If this were the extent of Hagee’s activities, it would be remarkable enough. But there is more to Hagee than hucksterism. Hagee is a Christian Zionist who preaches that the prophecies of the Book of Revelations will unfold as soon as the Jewish diaspora resettles in “Biblical Israel,” meaning all of Israel and the West Bank. A natural ally of Israel’s rightist Likud Party and the messianic Jewish settlers colonizing the West Bank, Hagee leveraged his millions to unite dozens of conservative mega-church congregations and some of the Christian right’s most prominent figures—including the Reverend Jerry Falwell, Gary Bauer, and Rod Parsley, a Pentecostal preacher with considerable sway in his home state of Ohio—under the banner of Christians United for Israel (CUFI), the largest nationwide evangelical political organization dedicated to supporting Israel, or at least its most right-wing elements. Hagee said he would like to see CUFI become “the Christian version of AIPAC,” referring to the vaunted pro-Israel group rated second
only to the National Rifle Association as the most effective lobby in Washington.

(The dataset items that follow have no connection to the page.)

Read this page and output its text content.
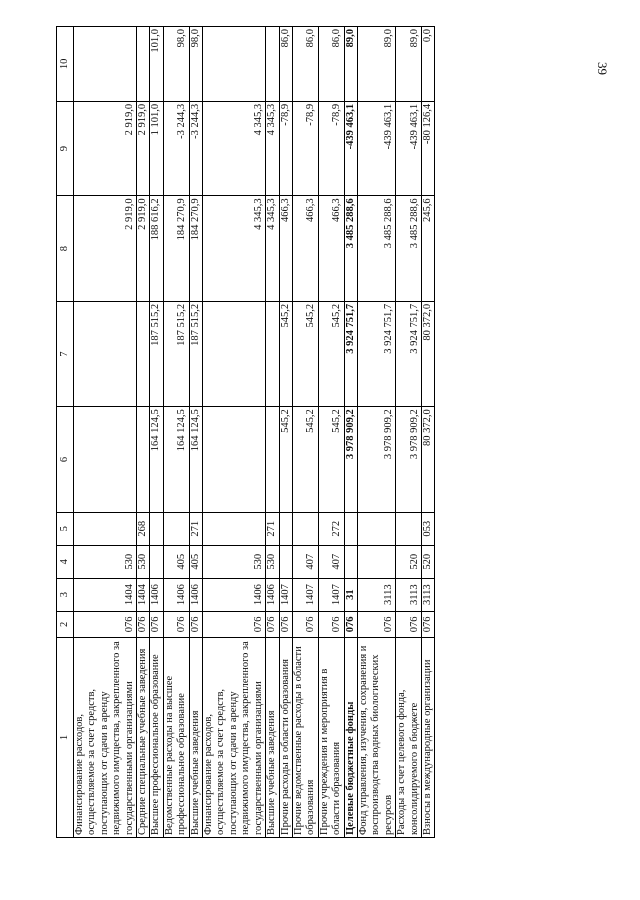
39
1	2	3	4	5	6	7	8	9	10
Финансирование расходов, осуществляемое за счет средств, поступающих от сдачи в аренду недвижимого имущества, закрепленного за государственными организациями	076	1404	530				2 919,0	2 919,0	
Средние специальные учебные заведения	076	1404	530	268			2 919,0	2 919,0	
Высшее профессиональное образование	076	1406			164 124,5	187 515,2	188 616,2	1 101,0	101,0
Ведомственные расходы на высшее профессиональное образование	076	1406	405		164 124,5	187 515,2	184 270,9	-3 244,3	98,0
Высшие учебные заведения	076	1406	405	271	164 124,5	187 515,2	184 270,9	-3 244,3	98,0
Финансирование расходов, осуществляемое за счет средств, поступающих от сдачи в аренду недвижимого имущества, закрепленного за государственными организациями	076	1406	530				4 345,3	4 345,3	
Высшие учебные заведения	076	1406	530	271			4 345,3	4 345,3	
Прочие расходы в области образования	076	1407			545,2	545,2	466,3	-78,9	86,0
Прочие ведомственные расходы в области образования	076	1407	407		545,2	545,2	466,3	-78,9	86,0
Прочие учреждения и мероприятия в области образования	076	1407	407	272	545,2	545,2	466,3	-78,9	86,0
Целевые бюджетные фонды	076	31			3 978 909,2	3 924 751,7	3 485 288,6	-439 463,1	89,0
Фонд управления, изучения, сохранения и воспроизводства водных биологических ресурсов	076	3113			3 978 909,2	3 924 751,7	3 485 288,6	-439 463,1	89,0
Расходы за счет целевого фонда, консолидируемого в бюджете	076	3113	520		3 978 909,2	3 924 751,7	3 485 288,6	-439 463,1	89,0
Взносы в международные организации	076	3113	520	053	80 372,0	80 372,0	245,6	-80 126,4	0,0
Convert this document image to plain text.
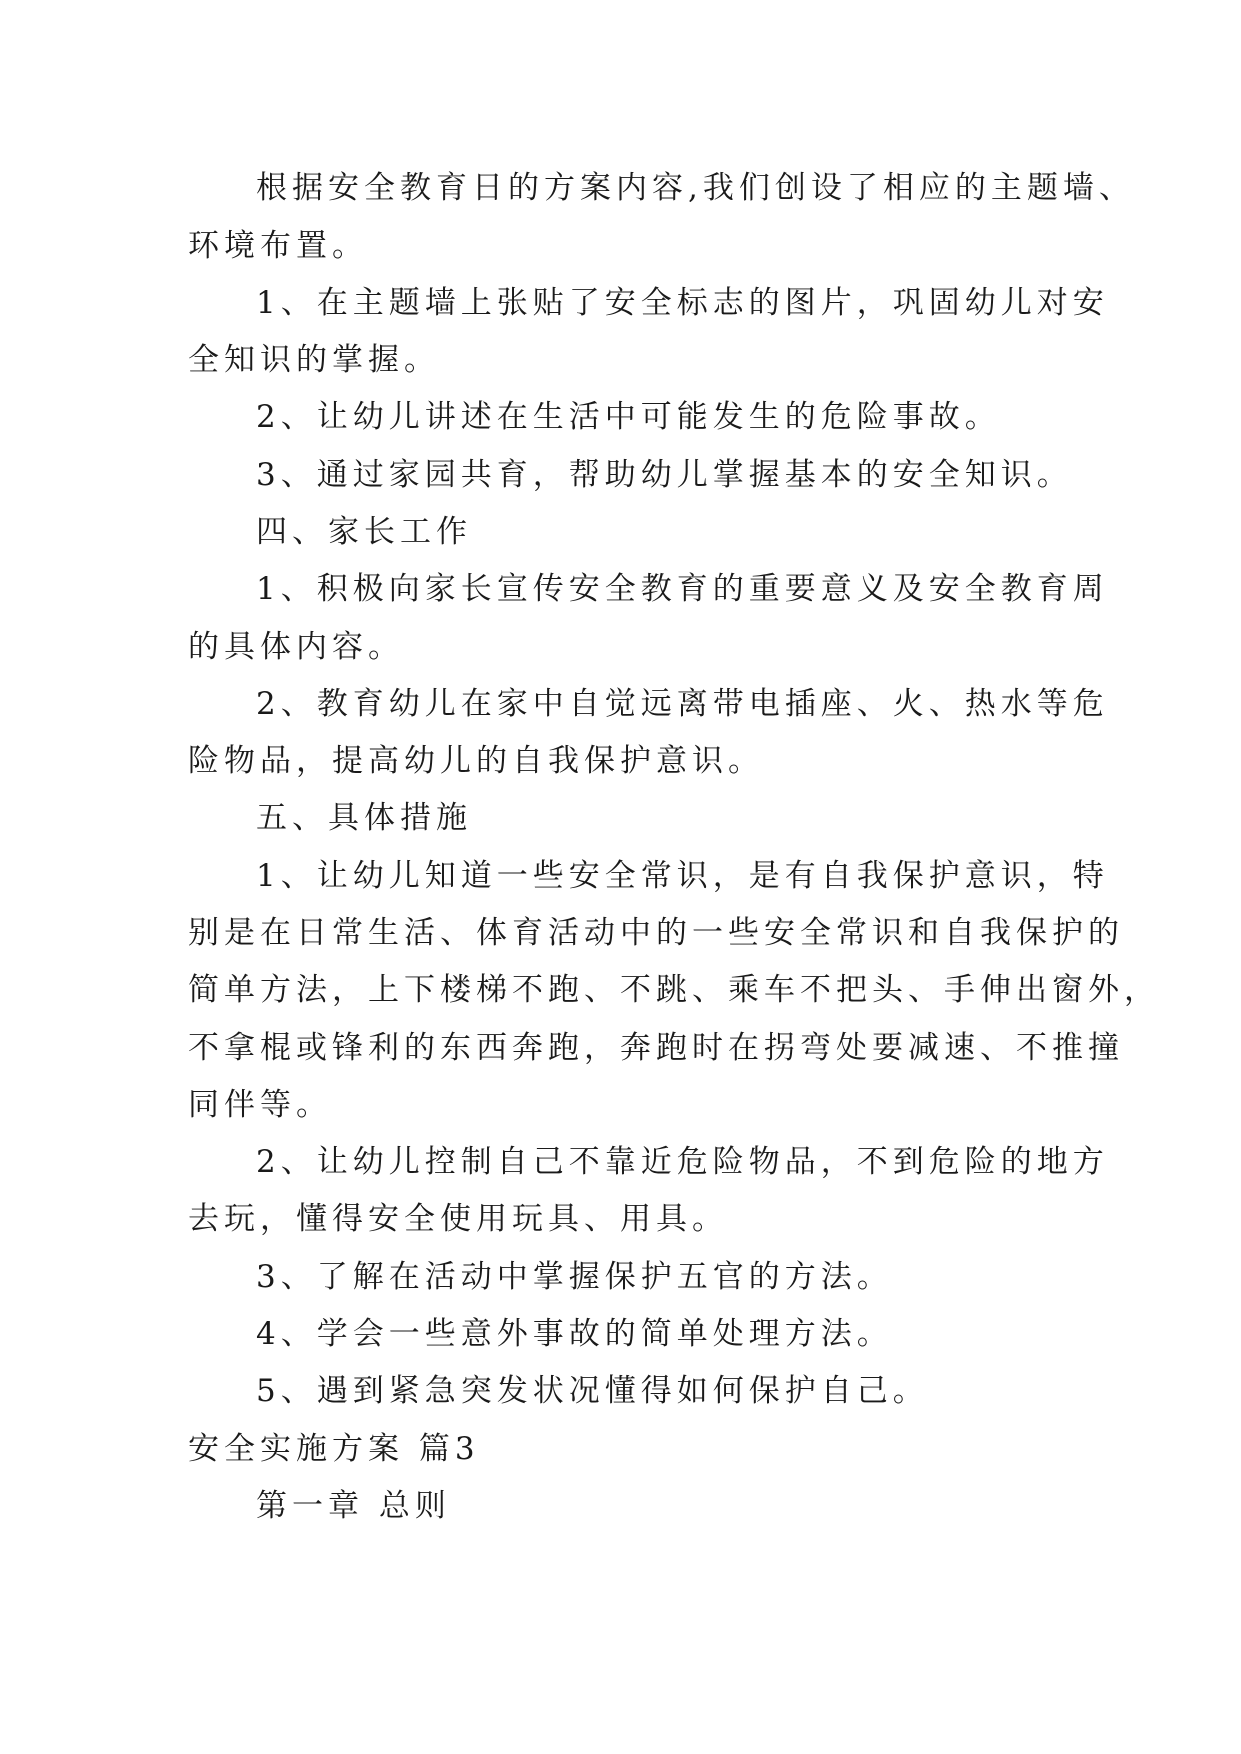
根据安全教育日的方案内容,我们创设了相应的主题墙、
环境布置。
1、在主题墙上张贴了安全标志的图片，巩固幼儿对安
全知识的掌握。
2、让幼儿讲述在生活中可能发生的危险事故。
3、通过家园共育，帮助幼儿掌握基本的安全知识。
四、家长工作
1、积极向家长宣传安全教育的重要意义及安全教育周
的具体内容。
2、教育幼儿在家中自觉远离带电插座、火、热水等危
险物品，提高幼儿的自我保护意识。
五、具体措施
1、让幼儿知道一些安全常识，是有自我保护意识，特
别是在日常生活、体育活动中的一些安全常识和自我保护的
简单方法，上下楼梯不跑、不跳、乘车不把头、手伸出窗外，
不拿棍或锋利的东西奔跑，奔跑时在拐弯处要减速、不推撞
同伴等。
2、让幼儿控制自己不靠近危险物品，不到危险的地方
去玩，懂得安全使用玩具、用具。
3、了解在活动中掌握保护五官的方法。
4、学会一些意外事故的简单处理方法。
5、遇到紧急突发状况懂得如何保护自己。
安全实施方案 篇3
第一章 总则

The preacher tapped Republican Senator Arlen Specter’s former chief of staff, David Brog, as his Capitol Hill lobbyist and then proceeded to make inroads in influence.
Despite his pretensions to philosemitism, Hagee’s interest in Israel was motivated exclusively by his belief in End Times theology, a doctrine that celebrates natural disaster, war, and global pandemics as harbingers of Christ’s imminent return. According to Hagee’s reading of the Book of Revelations, the lodestar of End Times theology, when Jesus returns to Jerusalem, the Jews must convert to evangelical Christianity or suffer eternal torment in “an everlasting lake of fire.” And liberals had better seek cover as well. “As soon as Jesus sits on his throne he’s gonna rule the world with a rod of iron,” the portly Hagee boomed in a December 2007 jeremiad. “That means he’s gonna make the ACLU do what he wants them to. That means you’re not gonna have to ask if you can pray in public school. We will live by the law of God and no other law.”
Hagee’s apocalyptics engulfed more than the ACLU. His vision of the Rapture extended to a Holy War between Israel and its Muslim neighbors. “The coming nuclear showdown with Iran is a certainty,” Hagee wrote in 2006 in the Pentecostal magazine Charisma. “Israel and America must confront Iran’s nuclear ability and willingness to destroy Israel with nuclear weapons. For Israel to wait is to risk committing national suicide.” Only through this catastrophic scenario could Hagee’s prophecies be realized.
In July 2007, I covered Christians United for Israel’s “Washington-Israel” Summit. Staged inside the cavernous halls of Washington, DC’s Convention Center, the event was more than a political rally—it was a gigantic vaudeville of doom, despair, and destruction. Speakers from Newt Gingrich to former Israeli Ambassador Dore Gold stoked the anxieties of the nearly three thousand attendees with graphic descriptions of Iran’s fearsome Shihab missile, warning that it could strike as far as Israel, into the heart of Europe, and beyond. After the Cornerstone Church chorus belted out a saccharine rendition of the Zionist folk anthem “Jerusalem, City of Gold,” and evangelical crowd members, many clad in kippas and tallis, blew supersized shofars and danced in the aisles, Hagee waddled to the rostrum.